The more exercises I did, the more lengthy each session became – as long as 15 minutes. And in turn, the more moisturiser I needed to apply.

It’s essential to have a well-moisturized face while using the Dermawand, as this prevents the pulse from feeling too intense and minimises skin irritation and redness. But as my moisturiser would soak in within a few minutes of using the device, I’d have to reapply once or twice.

This was a definite negative point for me. As I’ve already mentioned, I’ve invested in some pricey face creams. By using the Dermawand, I suddenly found myself going through it at three times the rate as usual. I’d have to find a cheaper moisturiser that was still effective in order to save my bank balance.

Finally, due to the continuous tingling and occasional zap, I felt a bit nervous about doing the exercises around my delicate eye area. I had trouble working out how close was too close, and in turn, I didn’t quite get into some of my most problematic spots (inner eyes and crow’s feet) as much as I would have liked.


Is the Dermawand effective?

More about me: I am a woman in her late 30s with fine lines around my eyes, on my forehead and near my mouth, but with no deep wrinkles. Obviously, skin is a personal thing and so I can only speak about how the Dermawand affected me, which was generally positively.

Within a week of using it, I felt my skin already looked better. It was brighter, fresher and more even in tone and, though I might have been imagining it, a bit bouncier too. A friend of mine who didn’t know I was doing anything different in my routine even told me I looked rested.

As for the effect on my fine lines and wrinkles? The jury’s out. Anecdotally, I could have sworn they were getting less noticeable. But when looking over my before-and-after pics at the end of my weeks of use, I couldn’t find a difference. But then again, Dermawand does say to be patient. It might just be that I needed to use it longer. 

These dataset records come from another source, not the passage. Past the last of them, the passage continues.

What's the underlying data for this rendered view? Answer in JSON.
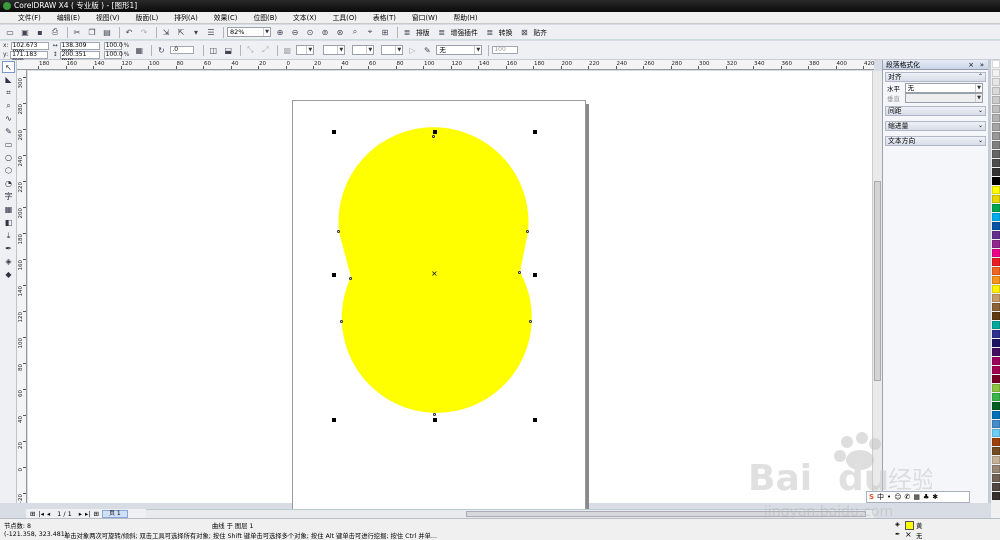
{
  "window": {
    "title": "CorelDRAW X4 ( 专业版 ) - [图形1]"
  },
  "menu": [
    "文件(F)",
    "编辑(E)",
    "视图(V)",
    "版面(L)",
    "排列(A)",
    "效果(C)",
    "位图(B)",
    "文本(X)",
    "工具(O)",
    "表格(T)",
    "窗口(W)",
    "帮助(H)"
  ],
  "toolbar": {
    "zoom": "82%",
    "buttons": {
      "paragraph": "排版",
      "enhance": "增强插件",
      "convert": "转换",
      "paste": "贴齐"
    }
  },
  "propbar": {
    "x": "102.673 mm",
    "y": "171.183 mm",
    "width": "138.309 mm",
    "height": "200.351 mm",
    "scale_x": "100.0",
    "scale_y": "100.0",
    "percent": "%",
    "rotation": ".0",
    "outline": "无",
    "outline_size": "100"
  },
  "ruler": {
    "h": [
      "180",
      "160",
      "140",
      "120",
      "100",
      "80",
      "60",
      "40",
      "20",
      "0",
      "20",
      "40",
      "60",
      "80",
      "100",
      "120",
      "140",
      "160",
      "180",
      "200",
      "220",
      "240",
      "260",
      "280",
      "300",
      "320",
      "340",
      "360",
      "380",
      "400",
      "420"
    ],
    "v": [
      "300",
      "280",
      "260",
      "240",
      "220",
      "200",
      "180",
      "160",
      "140",
      "120",
      "100",
      "80",
      "60",
      "40",
      "20",
      "0",
      "-20"
    ]
  },
  "tools": [
    "pick",
    "shape",
    "crop",
    "zoom",
    "freehand",
    "smart-fill",
    "rectangle",
    "ellipse",
    "polygon",
    "basic-shapes",
    "text",
    "table",
    "interactive",
    "eyedropper",
    "outline",
    "fill",
    "interactive-fill"
  ],
  "docker": {
    "title": "段落格式化",
    "align": "对齐",
    "horizontal": "水平",
    "horizontal_value": "无",
    "vertical": "垂直",
    "spacing": "间距",
    "indent": "缩进量",
    "direction": "文本方向"
  },
  "page_nav": {
    "count": "1 / 1",
    "tab": "页 1"
  },
  "status": {
    "nodes": "节点数: 8",
    "object": "曲线 于 图层 1",
    "coords": "(-121.358, 323.481)",
    "hint": "单击对象两次可旋转/倾斜; 双击工具可选择所有对象; 按住 Shift 键单击可选择多个对象; 按住 Alt 键单击可进行挖掘; 按住 Ctrl 并单...",
    "fill_name": "黄",
    "outline_name": "无"
  },
  "colors": {
    "shape_fill": "#ffff00",
    "palette": [
      "#ffffff",
      "#f2f2f2",
      "#e6e6e6",
      "#d9d9d9",
      "#cccccc",
      "#bfbfbf",
      "#b3b3b3",
      "#a6a6a6",
      "#999999",
      "#808080",
      "#666666",
      "#4d4d4d",
      "#333333",
      "#000000",
      "#ffff00",
      "#e6d800",
      "#00a651",
      "#00aeef",
      "#0054a6",
      "#662d91",
      "#92278f",
      "#ec008c",
      "#ed1c24",
      "#f26522",
      "#f7941d",
      "#fff200",
      "#c69c6d",
      "#8c6239",
      "#603913",
      "#00a99d",
      "#2e3192",
      "#1b1464",
      "#440e62",
      "#9e005d",
      "#a3004f",
      "#7a0026",
      "#8dc63f",
      "#39b54a",
      "#005e20",
      "#0072bc",
      "#448ccb",
      "#6dcff6",
      "#a0410d",
      "#754c24",
      "#c7b299",
      "#998675",
      "#736357",
      "#534741",
      "#362f2d"
    ]
  }
}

My biggest personal issue with the Dermawand is the time commitment it requires. Even though I only used it for a few weeks, I found it hard to stick to the twice-a-day routine — especially the full exercise routine, which takes 15 minutes each time.

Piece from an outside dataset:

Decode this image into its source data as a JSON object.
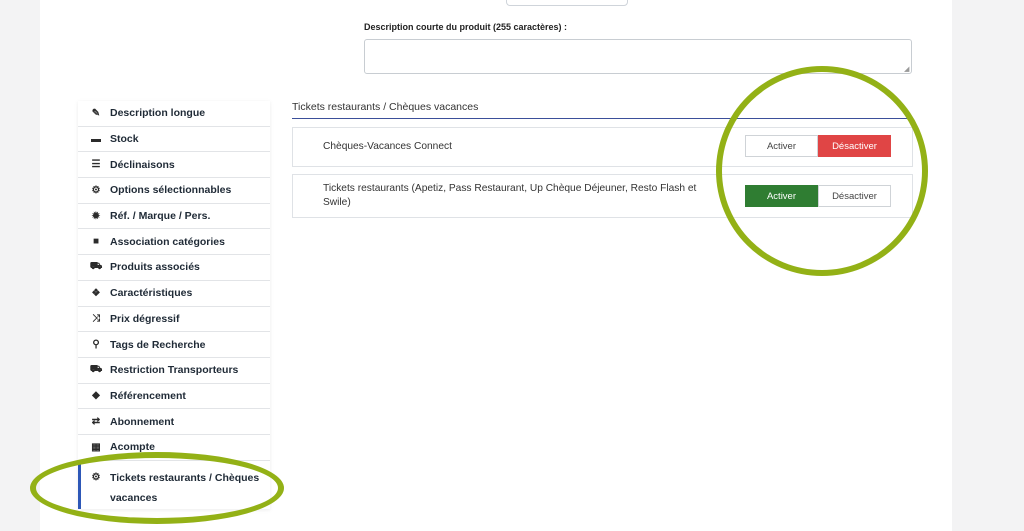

I think I would have been more motivated to keep it up if I was seeing fast, dramatic results, but as a busy, impatient person I started to get a bit bored once the initial results seemed to plateau. 

Finally, it’s worth noting that the effects of the Dermawand are not permanent. How long they last is personal, but I found that around a week after stopping daily use my skin already looked a little less bright and fresh.

  • Dermawand, £89.99 from Boots – buy here

Where to buy the Dermawand

The Dermawand costs £89 from Boots – less than at many other retailers (some charge over £100). It is an investment, but if you used it even for just a month, that’s less than £1.50 per session. It’s about the same price as a facial at a very swanky spa. 

Dermawand review: the verdict

After using the Dermawand for nearly a month, I could see a difference in my skin. It looked smoother and brighter, and my forehead and cheeks looked and felt a bit lifted.

However, how much of that was down to the device itself and how much was thanks to the fact that I was moisturising three times as much with my pricey face cream? I couldn’t exactly say.

On the whole, I do feel like the device has some kind of effect. It might not be a total miracle maker — at least not on my skin after just a month of use – but I’d be happy to continue using it to see what it can do in the long term. 

Does that mean I’m going to religiously stick to the twice-a-day routine forever more? 

Honestly, I don’t think I can. My schedule is just a bit too erratic, so it’s more realistic for me to aim to do it 50% of the time rather than 100%.

Then, when I have an important event coming up – say a wedding or a holiday – I’d ramp up use in the weeks before. Combined with the rest of my existing skincare regime, which includes quality moisturisers and regular exfoliation, I think it will make my late-30s skin look 10/10.